Nice 3D Image

A reader sent this to me. It is an animated GIF image file made from the History Channel’s “Real Face of Jesus” documentary. I think it nicely shows something of the 3D data contained in the image.

Shroud face before 3D animated rotation relative to the original

6 thoughts on “Nice 3D Image”

  1. There is no 3D in the clip. Any illusion of 3D is created by the animation. and the latter is achieved somewhat crudely by compressing the subject right of the midline (viewer’s perspective) while keeping the opposite side the same. Note the way that the image seems to shrink as the virtual “camera” jerkily pans to the left.

    I see there are free, downloadable programs available on the internet for animating any uploaded GIF image of one’s choosing. I might try saving the blogmeister’s image as a GIF file, then animating as per his clip that attempts to endow the 2D positive Shroud image with allegedly 3D properties. Then we would see Dan Porter constantly shaking his head at some of the ideas that appear on his site.

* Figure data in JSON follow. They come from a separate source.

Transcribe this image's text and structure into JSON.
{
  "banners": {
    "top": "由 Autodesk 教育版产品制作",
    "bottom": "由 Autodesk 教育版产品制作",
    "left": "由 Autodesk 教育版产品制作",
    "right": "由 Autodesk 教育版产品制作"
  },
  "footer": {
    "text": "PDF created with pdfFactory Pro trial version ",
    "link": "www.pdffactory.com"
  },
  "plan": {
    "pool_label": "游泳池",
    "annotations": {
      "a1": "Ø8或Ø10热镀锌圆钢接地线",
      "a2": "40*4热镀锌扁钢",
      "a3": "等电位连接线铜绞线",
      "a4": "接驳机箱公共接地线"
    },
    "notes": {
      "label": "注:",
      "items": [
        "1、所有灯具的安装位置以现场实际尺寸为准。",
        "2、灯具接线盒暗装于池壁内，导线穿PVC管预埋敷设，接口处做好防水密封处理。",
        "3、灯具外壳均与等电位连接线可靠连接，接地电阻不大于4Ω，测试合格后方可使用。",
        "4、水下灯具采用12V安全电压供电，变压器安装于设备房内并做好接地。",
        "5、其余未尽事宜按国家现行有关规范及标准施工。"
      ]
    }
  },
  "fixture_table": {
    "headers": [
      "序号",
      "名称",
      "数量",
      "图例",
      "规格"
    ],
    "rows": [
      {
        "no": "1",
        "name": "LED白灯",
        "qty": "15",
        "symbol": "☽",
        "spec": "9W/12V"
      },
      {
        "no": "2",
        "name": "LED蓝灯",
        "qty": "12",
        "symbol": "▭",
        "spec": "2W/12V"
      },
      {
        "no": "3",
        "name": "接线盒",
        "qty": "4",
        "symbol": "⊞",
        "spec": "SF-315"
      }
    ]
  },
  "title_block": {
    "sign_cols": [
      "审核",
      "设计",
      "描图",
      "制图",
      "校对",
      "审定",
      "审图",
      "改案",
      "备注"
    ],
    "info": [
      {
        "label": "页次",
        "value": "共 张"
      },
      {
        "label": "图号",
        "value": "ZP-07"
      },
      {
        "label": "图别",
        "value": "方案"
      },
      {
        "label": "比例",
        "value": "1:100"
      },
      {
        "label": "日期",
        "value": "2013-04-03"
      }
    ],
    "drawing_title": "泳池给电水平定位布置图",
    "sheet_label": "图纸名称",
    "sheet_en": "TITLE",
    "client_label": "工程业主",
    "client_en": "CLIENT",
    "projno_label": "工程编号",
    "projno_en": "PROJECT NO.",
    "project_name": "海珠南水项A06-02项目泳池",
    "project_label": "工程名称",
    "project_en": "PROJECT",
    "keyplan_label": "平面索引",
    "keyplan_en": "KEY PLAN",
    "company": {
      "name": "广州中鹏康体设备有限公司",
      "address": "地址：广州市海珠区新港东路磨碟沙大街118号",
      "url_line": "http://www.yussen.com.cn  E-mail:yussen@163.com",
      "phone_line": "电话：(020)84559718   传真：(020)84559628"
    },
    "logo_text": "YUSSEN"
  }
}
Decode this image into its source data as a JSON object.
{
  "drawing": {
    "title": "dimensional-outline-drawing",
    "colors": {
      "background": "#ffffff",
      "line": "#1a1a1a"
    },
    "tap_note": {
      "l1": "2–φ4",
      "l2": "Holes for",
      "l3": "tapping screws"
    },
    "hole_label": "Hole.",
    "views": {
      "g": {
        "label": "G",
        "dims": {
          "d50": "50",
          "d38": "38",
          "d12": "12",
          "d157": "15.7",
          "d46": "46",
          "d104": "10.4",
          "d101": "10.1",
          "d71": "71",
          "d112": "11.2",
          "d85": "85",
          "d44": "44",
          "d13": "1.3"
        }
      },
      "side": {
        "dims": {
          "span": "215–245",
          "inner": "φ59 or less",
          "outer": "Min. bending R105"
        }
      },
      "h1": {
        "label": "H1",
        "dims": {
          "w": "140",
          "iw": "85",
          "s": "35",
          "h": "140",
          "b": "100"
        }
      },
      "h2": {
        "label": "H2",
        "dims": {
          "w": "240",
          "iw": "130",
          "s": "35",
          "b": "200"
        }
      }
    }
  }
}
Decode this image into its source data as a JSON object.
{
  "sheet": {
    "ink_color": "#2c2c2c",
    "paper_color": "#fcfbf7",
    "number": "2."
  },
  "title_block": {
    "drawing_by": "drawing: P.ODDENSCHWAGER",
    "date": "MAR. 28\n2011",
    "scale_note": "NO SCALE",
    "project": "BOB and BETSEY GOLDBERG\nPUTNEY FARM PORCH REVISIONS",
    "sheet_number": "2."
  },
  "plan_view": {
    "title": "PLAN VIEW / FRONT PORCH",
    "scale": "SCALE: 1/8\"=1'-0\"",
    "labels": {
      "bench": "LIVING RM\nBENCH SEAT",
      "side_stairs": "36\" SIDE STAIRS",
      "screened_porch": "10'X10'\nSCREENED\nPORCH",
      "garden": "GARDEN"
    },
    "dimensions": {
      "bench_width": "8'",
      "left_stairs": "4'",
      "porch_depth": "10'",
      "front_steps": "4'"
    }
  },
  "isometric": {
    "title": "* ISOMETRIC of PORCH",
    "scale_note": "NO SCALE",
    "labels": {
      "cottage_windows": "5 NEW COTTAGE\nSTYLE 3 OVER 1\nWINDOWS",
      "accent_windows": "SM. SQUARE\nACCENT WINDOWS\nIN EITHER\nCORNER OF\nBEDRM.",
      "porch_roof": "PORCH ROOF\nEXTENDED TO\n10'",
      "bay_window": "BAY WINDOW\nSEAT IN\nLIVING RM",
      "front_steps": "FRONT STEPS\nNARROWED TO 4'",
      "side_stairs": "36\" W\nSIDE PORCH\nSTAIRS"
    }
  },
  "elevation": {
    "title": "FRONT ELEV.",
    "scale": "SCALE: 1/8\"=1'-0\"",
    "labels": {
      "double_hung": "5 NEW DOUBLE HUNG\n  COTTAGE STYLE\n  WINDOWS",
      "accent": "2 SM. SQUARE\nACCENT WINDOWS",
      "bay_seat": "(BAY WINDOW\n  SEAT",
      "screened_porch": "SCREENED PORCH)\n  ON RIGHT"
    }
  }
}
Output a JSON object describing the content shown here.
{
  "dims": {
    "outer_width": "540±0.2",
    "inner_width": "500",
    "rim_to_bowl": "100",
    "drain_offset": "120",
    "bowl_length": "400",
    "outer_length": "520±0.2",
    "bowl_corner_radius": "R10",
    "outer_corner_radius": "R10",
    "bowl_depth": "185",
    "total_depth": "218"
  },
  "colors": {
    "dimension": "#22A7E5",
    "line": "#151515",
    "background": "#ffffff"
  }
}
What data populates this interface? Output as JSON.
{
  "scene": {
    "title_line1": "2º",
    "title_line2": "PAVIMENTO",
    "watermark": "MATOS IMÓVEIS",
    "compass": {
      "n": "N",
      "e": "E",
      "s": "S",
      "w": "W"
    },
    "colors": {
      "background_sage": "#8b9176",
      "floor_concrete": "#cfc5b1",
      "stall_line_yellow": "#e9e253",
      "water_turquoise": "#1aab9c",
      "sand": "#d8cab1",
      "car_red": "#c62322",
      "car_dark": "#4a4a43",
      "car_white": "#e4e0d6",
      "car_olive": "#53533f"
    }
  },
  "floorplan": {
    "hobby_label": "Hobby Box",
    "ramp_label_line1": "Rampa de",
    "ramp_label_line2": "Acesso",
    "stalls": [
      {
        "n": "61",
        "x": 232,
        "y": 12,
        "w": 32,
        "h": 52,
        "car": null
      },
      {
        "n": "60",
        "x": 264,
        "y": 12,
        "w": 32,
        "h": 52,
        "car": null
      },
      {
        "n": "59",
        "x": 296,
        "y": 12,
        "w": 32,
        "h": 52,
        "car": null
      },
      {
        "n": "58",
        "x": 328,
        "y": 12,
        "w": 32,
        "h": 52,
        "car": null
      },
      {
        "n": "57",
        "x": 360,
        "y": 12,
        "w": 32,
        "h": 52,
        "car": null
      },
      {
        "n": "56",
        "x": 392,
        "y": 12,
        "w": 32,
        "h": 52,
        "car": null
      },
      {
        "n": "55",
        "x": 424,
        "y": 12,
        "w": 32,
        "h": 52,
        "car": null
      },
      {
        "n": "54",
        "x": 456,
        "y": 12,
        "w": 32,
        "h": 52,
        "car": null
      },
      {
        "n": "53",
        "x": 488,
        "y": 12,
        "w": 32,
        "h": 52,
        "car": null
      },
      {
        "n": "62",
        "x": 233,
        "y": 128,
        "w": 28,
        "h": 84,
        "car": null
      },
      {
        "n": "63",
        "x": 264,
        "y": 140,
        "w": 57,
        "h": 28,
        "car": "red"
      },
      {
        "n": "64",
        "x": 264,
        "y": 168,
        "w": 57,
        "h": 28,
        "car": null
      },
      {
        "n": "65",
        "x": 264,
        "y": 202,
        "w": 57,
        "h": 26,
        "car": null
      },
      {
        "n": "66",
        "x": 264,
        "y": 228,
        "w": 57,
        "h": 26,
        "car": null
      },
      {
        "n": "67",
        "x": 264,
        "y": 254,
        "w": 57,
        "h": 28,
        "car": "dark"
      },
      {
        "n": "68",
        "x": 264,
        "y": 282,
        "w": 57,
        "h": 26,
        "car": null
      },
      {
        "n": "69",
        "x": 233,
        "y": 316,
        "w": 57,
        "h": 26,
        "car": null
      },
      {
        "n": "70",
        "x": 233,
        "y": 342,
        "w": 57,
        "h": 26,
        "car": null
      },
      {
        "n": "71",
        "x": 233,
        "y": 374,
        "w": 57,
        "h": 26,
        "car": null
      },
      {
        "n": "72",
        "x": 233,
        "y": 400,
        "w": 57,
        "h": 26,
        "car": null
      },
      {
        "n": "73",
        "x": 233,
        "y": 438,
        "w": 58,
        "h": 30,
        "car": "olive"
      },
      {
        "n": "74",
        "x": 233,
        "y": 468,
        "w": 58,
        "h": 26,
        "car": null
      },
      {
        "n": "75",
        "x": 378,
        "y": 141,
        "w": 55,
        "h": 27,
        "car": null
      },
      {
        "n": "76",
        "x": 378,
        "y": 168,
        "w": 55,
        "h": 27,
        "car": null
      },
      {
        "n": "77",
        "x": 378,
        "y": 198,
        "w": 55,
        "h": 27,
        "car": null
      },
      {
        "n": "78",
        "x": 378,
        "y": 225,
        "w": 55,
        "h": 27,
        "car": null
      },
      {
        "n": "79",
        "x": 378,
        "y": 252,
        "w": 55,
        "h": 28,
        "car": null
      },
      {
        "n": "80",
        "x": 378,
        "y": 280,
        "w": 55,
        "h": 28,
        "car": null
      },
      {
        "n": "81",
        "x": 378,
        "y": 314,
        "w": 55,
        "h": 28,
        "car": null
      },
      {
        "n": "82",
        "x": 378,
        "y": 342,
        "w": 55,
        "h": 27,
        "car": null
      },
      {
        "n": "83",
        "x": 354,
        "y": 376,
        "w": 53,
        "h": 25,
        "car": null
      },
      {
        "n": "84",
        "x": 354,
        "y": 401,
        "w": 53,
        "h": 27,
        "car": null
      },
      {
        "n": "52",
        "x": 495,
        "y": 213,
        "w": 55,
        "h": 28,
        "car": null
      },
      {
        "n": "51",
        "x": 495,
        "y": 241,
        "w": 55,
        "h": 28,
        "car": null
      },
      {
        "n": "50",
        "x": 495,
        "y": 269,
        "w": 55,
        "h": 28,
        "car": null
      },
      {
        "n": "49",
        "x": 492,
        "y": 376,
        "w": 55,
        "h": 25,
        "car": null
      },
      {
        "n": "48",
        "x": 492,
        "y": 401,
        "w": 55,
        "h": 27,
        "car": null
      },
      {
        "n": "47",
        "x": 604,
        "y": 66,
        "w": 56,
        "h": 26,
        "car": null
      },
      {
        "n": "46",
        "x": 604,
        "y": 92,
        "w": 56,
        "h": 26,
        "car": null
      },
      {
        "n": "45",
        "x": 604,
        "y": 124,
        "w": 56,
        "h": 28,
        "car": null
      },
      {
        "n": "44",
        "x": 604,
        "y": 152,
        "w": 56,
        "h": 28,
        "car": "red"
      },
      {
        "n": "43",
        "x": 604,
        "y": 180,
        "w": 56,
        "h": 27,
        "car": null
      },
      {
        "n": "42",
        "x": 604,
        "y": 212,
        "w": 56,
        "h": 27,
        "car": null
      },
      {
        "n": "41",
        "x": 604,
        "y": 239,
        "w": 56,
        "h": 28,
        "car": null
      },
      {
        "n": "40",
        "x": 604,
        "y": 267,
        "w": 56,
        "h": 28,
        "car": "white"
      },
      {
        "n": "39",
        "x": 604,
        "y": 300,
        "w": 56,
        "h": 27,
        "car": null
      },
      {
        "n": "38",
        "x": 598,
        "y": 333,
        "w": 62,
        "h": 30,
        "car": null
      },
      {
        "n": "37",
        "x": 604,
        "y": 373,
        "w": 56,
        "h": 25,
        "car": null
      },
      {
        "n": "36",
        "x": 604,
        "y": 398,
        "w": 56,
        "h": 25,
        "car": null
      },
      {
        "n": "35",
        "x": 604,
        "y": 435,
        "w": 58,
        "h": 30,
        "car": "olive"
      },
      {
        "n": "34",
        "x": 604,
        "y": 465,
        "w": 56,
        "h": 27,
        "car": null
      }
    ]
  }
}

    Sorry, blogmeister. No 3D properties, except those that can be elicited from image density in OTHER programs. Good try. No cigar.

      1. You’ve missed the point, DG. Don’t confuse animated 3D of light/dark tone-reversed 2D images with 3D, or even pseudo-3D.

        If you want to see Dan Porter in real 3D with enhanced animation, arrive on his doorstep, pretend to be Cardinal Spaghettini from Rome, and announce that the Vatican has had to turn down his request to be Official Site Provider for All Matters Pertaining to the Turin Shroud. For super-animation, tell him that honour is being bestowed on a rival consortium led by Barrie Schwortz, Thibault Heimburger and David Rolfe.

        In your dreams? Well, my dreams anyway…

      2. Cardinal Spaghettini was made papal nuncio to Malta last month – it was in all the papers. Besides Dan’s got a bigger budget than the Vatican these days.

    1. Actually, Colin, in this case you are mistaken. The 3D data that allows plotting (e.g. imagej, VP8, etc.) can also be viewed in many ways: stereoscope, 3D glasses, lenticular print, simulated motion, etc. The shrinking you see was artistic effect, very common in documentaries — panning in and panning out. It has nothing to do with the 3D effect you see. Really! Ray Downing did the work in his documentary. I’ve met with him. I’m completely convinced about the quality and integrity See

  2. Actually, Colin, you have done enough work, yourself, with imagej to know better. Plot several images by changing to viewing position just slightly. Then animate the GIF, a very elementary task. Now, do it with my picture. Shaking my head is a whole different game and doesn’t mean it is 3D.